One of my pet peeves as a Massachusetts real estate attorney is the printed language in most standard purchase and sale agreements regarding liquidated damages. To paraphrase the legalese contained in the printed form “if the Buyer defaults, the Seller may keep Buyer’s deposit as liquidated damages unless the Seller within thirty days of such default decides to avail himself,or herself, of other options”
These “other options” would definitely include suit for specific performance of the contract, which in a falling market, could mean a financial disaster for the Buyer. In effect, if the Seller sold the property to another Buyer, the defaulting Buyer would be responsible for damages measured by the price in his or her contract versus the actual sales price realized by the Seller.

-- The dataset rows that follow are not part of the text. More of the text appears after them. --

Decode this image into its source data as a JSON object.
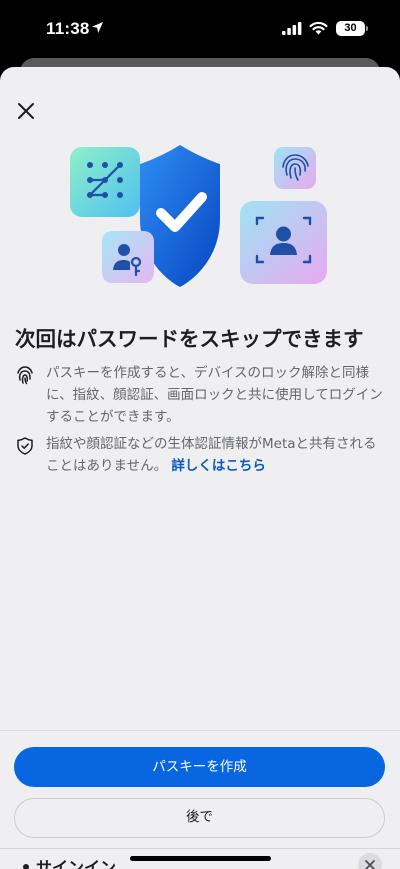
{
  "status_bar": {
    "time": "11:38",
    "battery": "30"
  },
  "sheet": {
    "title": "次回はパスワードをスキップできます",
    "info": [
      {
        "icon": "fingerprint-icon",
        "text": "パスキーを作成すると、デバイスのロック解除と同様に、指紋、顔認証、画面ロックと共に使用してログインすることができます。"
      },
      {
        "icon": "shield-check-icon",
        "text": "指紋や顔認証などの生体認証情報がMetaと共有されることはありません。",
        "link": "詳しくはこちら"
      }
    ],
    "primary_button": "パスキーを作成",
    "secondary_button": "後で"
  },
  "peek_sheet": {
    "title": "サインイン"
  },
  "colors": {
    "accent": "#0866e0",
    "link": "#0a5ac2",
    "background": "#efeff1",
    "text": "#1c1e21",
    "muted": "#65676b"
  }
}
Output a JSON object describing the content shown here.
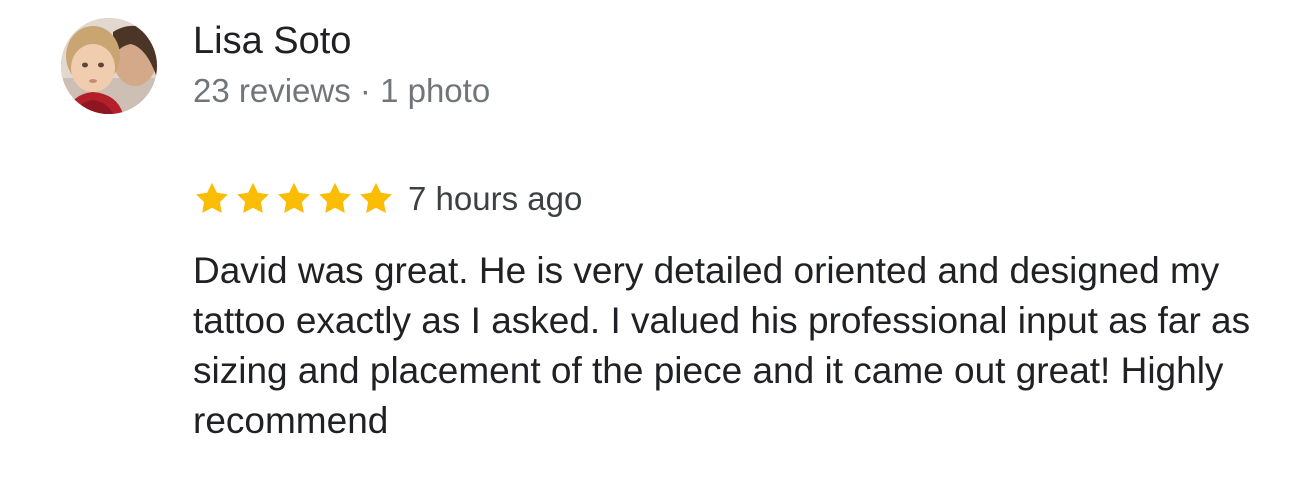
{
  "reviewer": {
    "name": "Lisa Soto",
    "reviews_count": "23 reviews",
    "separator": "·",
    "photos_count": "1 photo",
    "meta": "23 reviews · 1 photo",
    "avatar_icon": "profile-photo"
  },
  "review": {
    "rating": 5,
    "rating_max": 5,
    "star_icon": "star-icon",
    "star_color": "#fbbc04",
    "time": "7 hours ago",
    "text": "David was great. He is very detailed oriented and designed my tattoo exactly as I asked. I valued his professional input as far as sizing and placement of the piece and it came out great! Highly recommend"
  },
  "colors": {
    "name": "#202124",
    "meta": "#70757a",
    "text": "#202124"
  }
}
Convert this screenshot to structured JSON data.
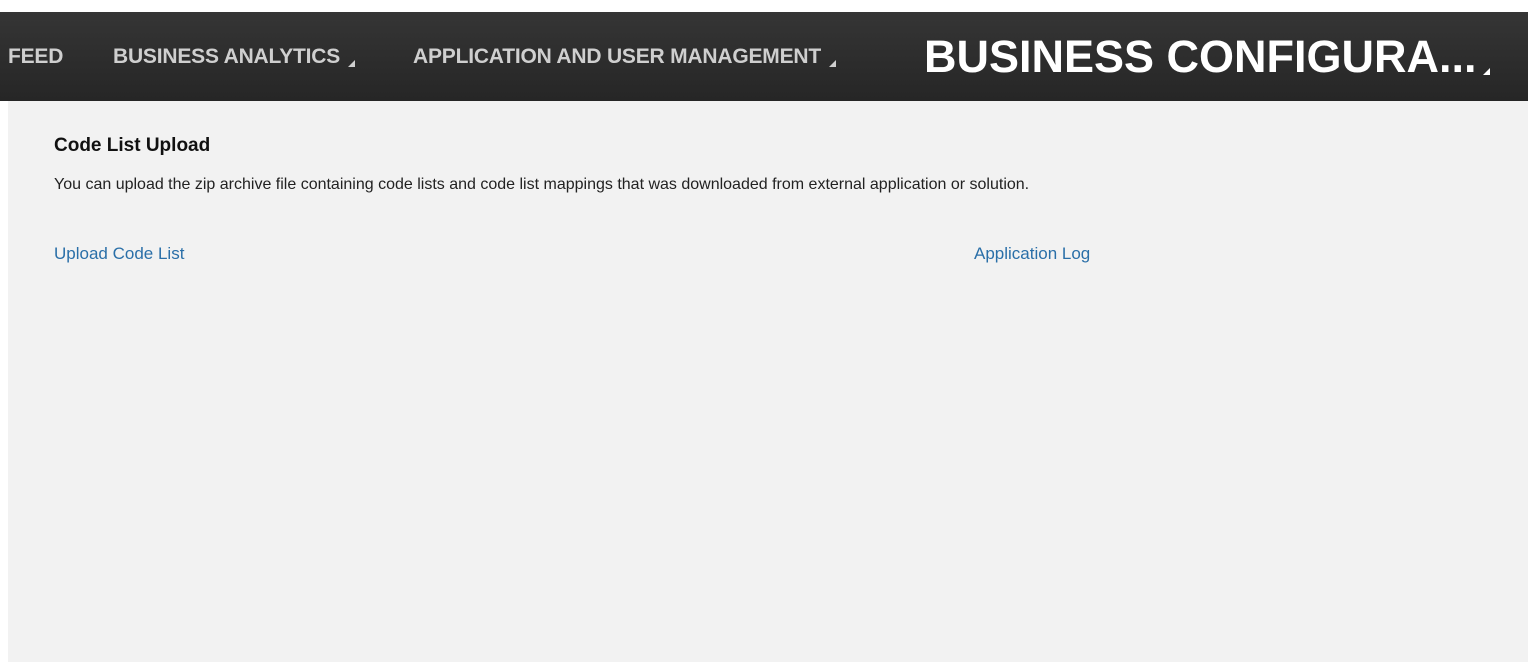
{
  "nav": {
    "items": [
      {
        "label": "FEED"
      },
      {
        "label": "BUSINESS ANALYTICS"
      },
      {
        "label": "APPLICATION AND USER MANAGEMENT"
      },
      {
        "label": "BUSINESS CONFIGURA...",
        "active": true
      }
    ]
  },
  "main": {
    "title": "Code List Upload",
    "description": "You can upload the zip archive file containing code lists and code list mappings that was downloaded from external application or solution.",
    "links": {
      "upload_code_list": "Upload Code List",
      "application_log": "Application Log"
    }
  },
  "colors": {
    "nav_background": "#2e2e2e",
    "nav_text": "#cfcfcf",
    "nav_active_text": "#ffffff",
    "content_background": "#f2f2f2",
    "link": "#2a6fa8"
  }
}
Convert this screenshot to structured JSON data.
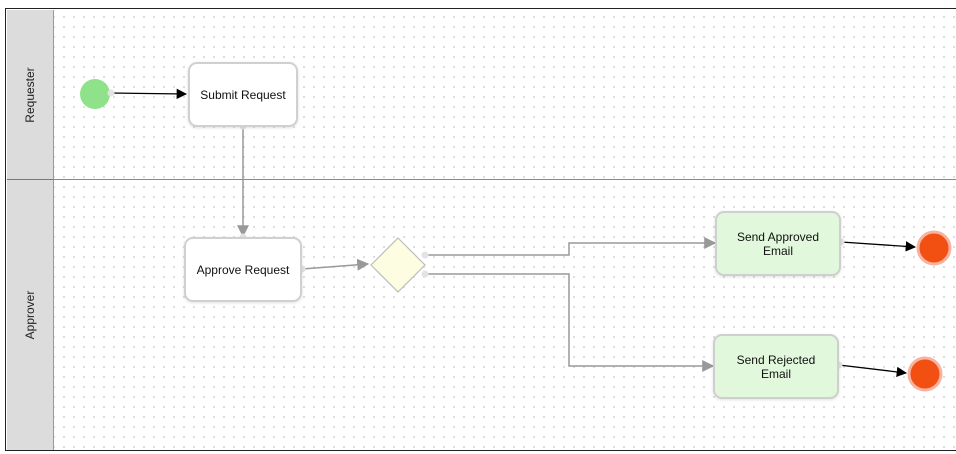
{
  "diagram": {
    "lanes": [
      {
        "id": "requester",
        "label": "Requester"
      },
      {
        "id": "approver",
        "label": "Approver"
      }
    ],
    "nodes": [
      {
        "id": "start",
        "kind": "start-event",
        "color": "#90e28a"
      },
      {
        "id": "submit",
        "kind": "task",
        "label": "Submit Request"
      },
      {
        "id": "approve",
        "kind": "task",
        "label": "Approve Request"
      },
      {
        "id": "gateway",
        "kind": "exclusive-gateway",
        "color": "#fdfde1"
      },
      {
        "id": "sendApproved",
        "kind": "task",
        "label": "Send Approved\nEmail",
        "color": "#e1f8dc"
      },
      {
        "id": "sendRejected",
        "kind": "task",
        "label": "Send Rejected\nEmail",
        "color": "#e1f8dc"
      },
      {
        "id": "endApproved",
        "kind": "end-event",
        "color": "#f24f12"
      },
      {
        "id": "endRejected",
        "kind": "end-event",
        "color": "#f24f12"
      }
    ],
    "edges": [
      {
        "from": "start",
        "to": "submit"
      },
      {
        "from": "submit",
        "to": "approve"
      },
      {
        "from": "approve",
        "to": "gateway"
      },
      {
        "from": "gateway",
        "to": "sendApproved"
      },
      {
        "from": "gateway",
        "to": "sendRejected"
      },
      {
        "from": "sendApproved",
        "to": "endApproved"
      },
      {
        "from": "sendRejected",
        "to": "endRejected"
      }
    ]
  }
}
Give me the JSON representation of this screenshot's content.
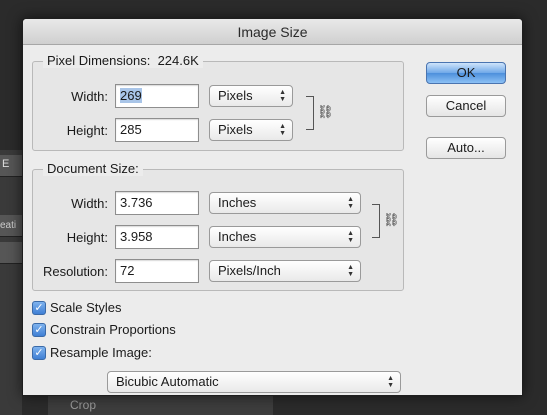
{
  "background": {
    "tab_text": "E",
    "side_text": "eati",
    "bottom_text": "Crop"
  },
  "dialog": {
    "title": "Image Size",
    "pixel_dimensions": {
      "title": "Pixel Dimensions:",
      "size": "224.6K",
      "width_label": "Width:",
      "width_value": "269",
      "width_unit": "Pixels",
      "height_label": "Height:",
      "height_value": "285",
      "height_unit": "Pixels"
    },
    "document_size": {
      "title": "Document Size:",
      "width_label": "Width:",
      "width_value": "3.736",
      "width_unit": "Inches",
      "height_label": "Height:",
      "height_value": "3.958",
      "height_unit": "Inches",
      "resolution_label": "Resolution:",
      "resolution_value": "72",
      "resolution_unit": "Pixels/Inch"
    },
    "options": {
      "scale_styles": "Scale Styles",
      "constrain_proportions": "Constrain Proportions",
      "resample_image": "Resample Image:",
      "resample_method": "Bicubic Automatic"
    },
    "buttons": {
      "ok": "OK",
      "cancel": "Cancel",
      "auto": "Auto..."
    }
  }
}
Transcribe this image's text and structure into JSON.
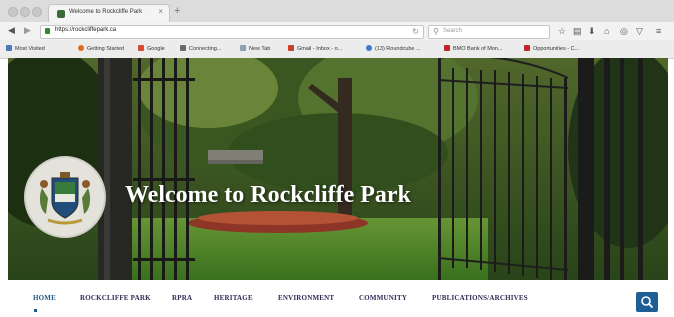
{
  "browser": {
    "tab_title": "Welcome to Rockcliffe Park",
    "url": "https://rockcliffepark.ca",
    "search_placeholder": "Search",
    "bookmarks": [
      "Most Visited",
      "Getting Started",
      "Google",
      "Connecting...",
      "New Tab",
      "Gmail - Inbox - o...",
      "(13) Roundcube ...",
      "BMO Bank of Mon...",
      "Opportunities - C..."
    ]
  },
  "hero": {
    "title": "Welcome to Rockcliffe Park"
  },
  "nav": {
    "items": [
      "HOME",
      "ROCKCLIFFE PARK",
      "RPRA",
      "HERITAGE",
      "ENVIRONMENT",
      "COMMUNITY",
      "PUBLICATIONS/ARCHIVES"
    ],
    "active": "HOME"
  },
  "colors": {
    "nav_text": "#2b2b55",
    "accent": "#1d5f95"
  },
  "icons": {
    "search": "search-icon",
    "lock": "lock-icon",
    "crest": "crest-logo"
  }
}
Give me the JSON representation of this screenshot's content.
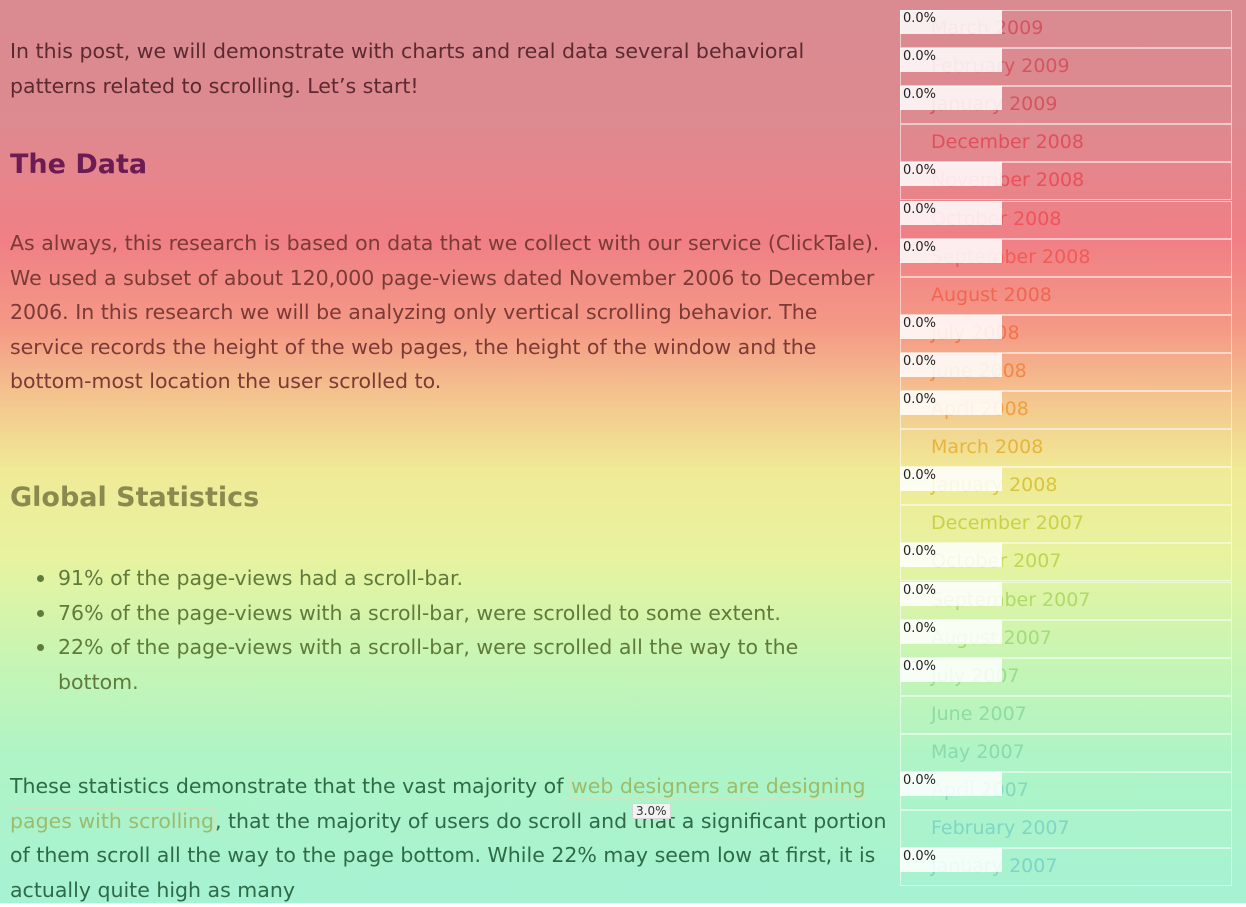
{
  "article": {
    "intro": "In this post, we will demonstrate with charts and real data several behavioral patterns related to scrolling. Let’s start!",
    "heading_data": "The Data",
    "data_paragraph": "As always, this research is based on data that we collect with our service (ClickTale). We used a subset of about 120,000 page-views dated November 2006 to December 2006. In this research we will be analyzing only vertical scrolling behavior. The service records the height of the web pages, the height of the window and the bottom-most location the user scrolled to.",
    "heading_global": "Global Statistics",
    "bullets": [
      "91% of the page-views had a scroll-bar.",
      "76% of the page-views with a scroll-bar, were scrolled to some extent.",
      "22% of the page-views with a scroll-bar, were scrolled all the way to the bottom."
    ],
    "stats_pre": "These statistics demonstrate that the vast majority of ",
    "stats_link": "web designers are designing pages with scrolling",
    "stats_post": ", that the majority of users do scroll and that a significant portion of them scroll all the way to the page bottom. While 22% may seem low at first, it is actually quite high as many",
    "link_click_pct": "3.0%"
  },
  "sidebar": {
    "archive": [
      {
        "label": "March 2009",
        "pct": "0.0%",
        "color": "#d45560"
      },
      {
        "label": "February 2009",
        "pct": "0.0%",
        "color": "#d45560"
      },
      {
        "label": "January 2009",
        "pct": "0.0%",
        "color": "#d45560"
      },
      {
        "label": "December 2008",
        "pct": "",
        "color": "#e0505c"
      },
      {
        "label": "November 2008",
        "pct": "0.0%",
        "color": "#e8505a"
      },
      {
        "label": "October 2008",
        "pct": "0.0%",
        "color": "#ee5458"
      },
      {
        "label": "September 2008",
        "pct": "0.0%",
        "color": "#f05c55"
      },
      {
        "label": "August 2008",
        "pct": "",
        "color": "#f06650"
      },
      {
        "label": "July 2008",
        "pct": "0.0%",
        "color": "#f0744c"
      },
      {
        "label": "June 2008",
        "pct": "0.0%",
        "color": "#f08848"
      },
      {
        "label": "April 2008",
        "pct": "0.0%",
        "color": "#eea040"
      },
      {
        "label": "March 2008",
        "pct": "",
        "color": "#e6b63c"
      },
      {
        "label": "January 2008",
        "pct": "0.0%",
        "color": "#d8c440"
      },
      {
        "label": "December 2007",
        "pct": "",
        "color": "#cad048"
      },
      {
        "label": "October 2007",
        "pct": "0.0%",
        "color": "#bcd656"
      },
      {
        "label": "September 2007",
        "pct": "0.0%",
        "color": "#b0da66"
      },
      {
        "label": "August 2007",
        "pct": "0.0%",
        "color": "#a4dc78"
      },
      {
        "label": "July 2007",
        "pct": "0.0%",
        "color": "#98dc8c"
      },
      {
        "label": "June 2007",
        "pct": "",
        "color": "#8edca0"
      },
      {
        "label": "May 2007",
        "pct": "",
        "color": "#88dab0"
      },
      {
        "label": "April 2007",
        "pct": "0.0%",
        "color": "#84d8bc"
      },
      {
        "label": "February 2007",
        "pct": "",
        "color": "#80d6c6"
      },
      {
        "label": "January 2007",
        "pct": "0.0%",
        "color": "#7ed4cc"
      }
    ]
  }
}
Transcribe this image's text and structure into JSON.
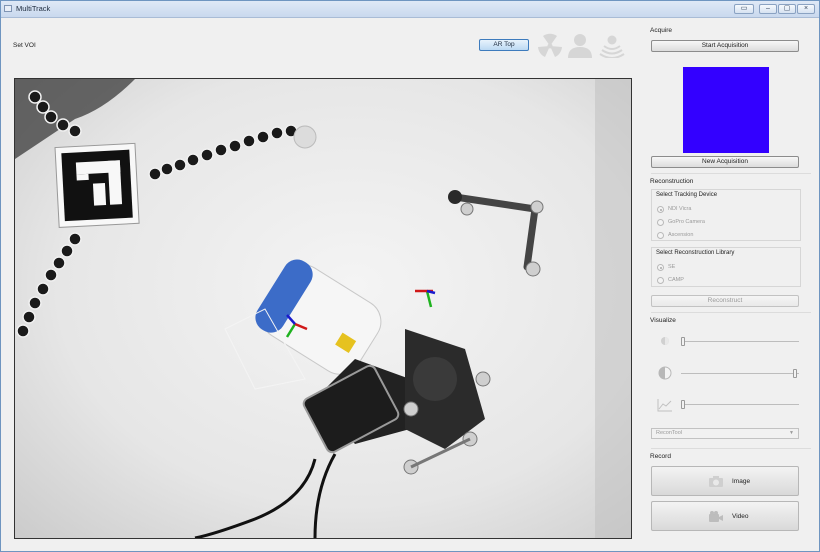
{
  "window": {
    "title": "MultiTrack",
    "controls": [
      "minimize-alt",
      "minimize",
      "restore",
      "close"
    ]
  },
  "toolbar": {
    "set_voi_label": "Set VOI",
    "ar_top_label": "AR Top",
    "status_icons": [
      "radiation-icon",
      "person-icon",
      "signal-person-icon"
    ]
  },
  "camera_view": {
    "description_icon": "camera-feed"
  },
  "acquire": {
    "section_label": "Acquire",
    "start_button": "Start Acquisition",
    "preview_color": "#3300ff",
    "new_button": "New Acquisition"
  },
  "reconstruction": {
    "section_label": "Reconstruction",
    "tracking_group_title": "Select Tracking Device",
    "tracking_options": [
      {
        "label": "NDI Vicra",
        "selected": true
      },
      {
        "label": "GoPro Camera",
        "selected": false
      },
      {
        "label": "Ascension",
        "selected": false
      }
    ],
    "library_group_title": "Select Reconstruction Library",
    "library_options": [
      {
        "label": "SE",
        "selected": true
      },
      {
        "label": "CAMP",
        "selected": false
      }
    ],
    "reconstruct_button": "Reconstruct"
  },
  "visualize": {
    "section_label": "Visualize",
    "sliders": [
      {
        "icon": "brightness-icon",
        "level": 0.0
      },
      {
        "icon": "contrast-icon",
        "level": 1.0
      },
      {
        "icon": "chart-icon",
        "level": 0.0
      }
    ],
    "combo_value": "ReconTool"
  },
  "record": {
    "section_label": "Record",
    "image_button": "Image",
    "video_button": "Video"
  }
}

The alarming thing about this provision is that in my forty plus years of practicing real estate law, I have never had an attorney for the Seller refuse my request to eliminate the second option. So,if for some reason, you Buyer’s Agents are forced to “fly solo” because your client will not retain an attorney, I urge you to, at the very least, make sure that you request a change from the printed form.
The changed version reads, that “if the Buyer defaults, the Seller may retain Buyer’s deposit, and such retention shall constitute Seller’s sole remedy against the Buyer” That remedy is a horse of a different color and,of course, much more favorable to the Buyer.
Those of you who are starting to serve as Buyer’s Agents should also be aware that many Sellers are inserting provisions in the purchase and sale agreements to the effect that “since there is no way to truly measure the damages suffered by the Seller, if the Buyer defaults,both parties agree that the retention of the entire deposit constitutes an acceptable remedy for both side.”
I strenuously resist this provision when representing Buyers, unless their deposit is very small. The only Massachusetts Supreme Judicial Court decision which actually address this issue held that five (5%) was a reasonable sum for liquidated damages. Many deposits are in excess of five (5%) per cent. I would rather leave the provision quoted above out of my agreement, and argue that five (5%) per cent is, indeed, plenty of compensation for a Seller, especially if the default occurs in a relatively short period of time. I have a lot more wood to cut if I have agreed the retention of the deposit, no matter of what amount, is a “fair measure” of damages.
It is never pleasant when circumsatances dictate that a Buyer must “walk away”. In circumstances where we are representing Buyers, it is important not to turn this cruel turn of fate into a financial disaster for the Buyer, which usually cannot be easily remedied.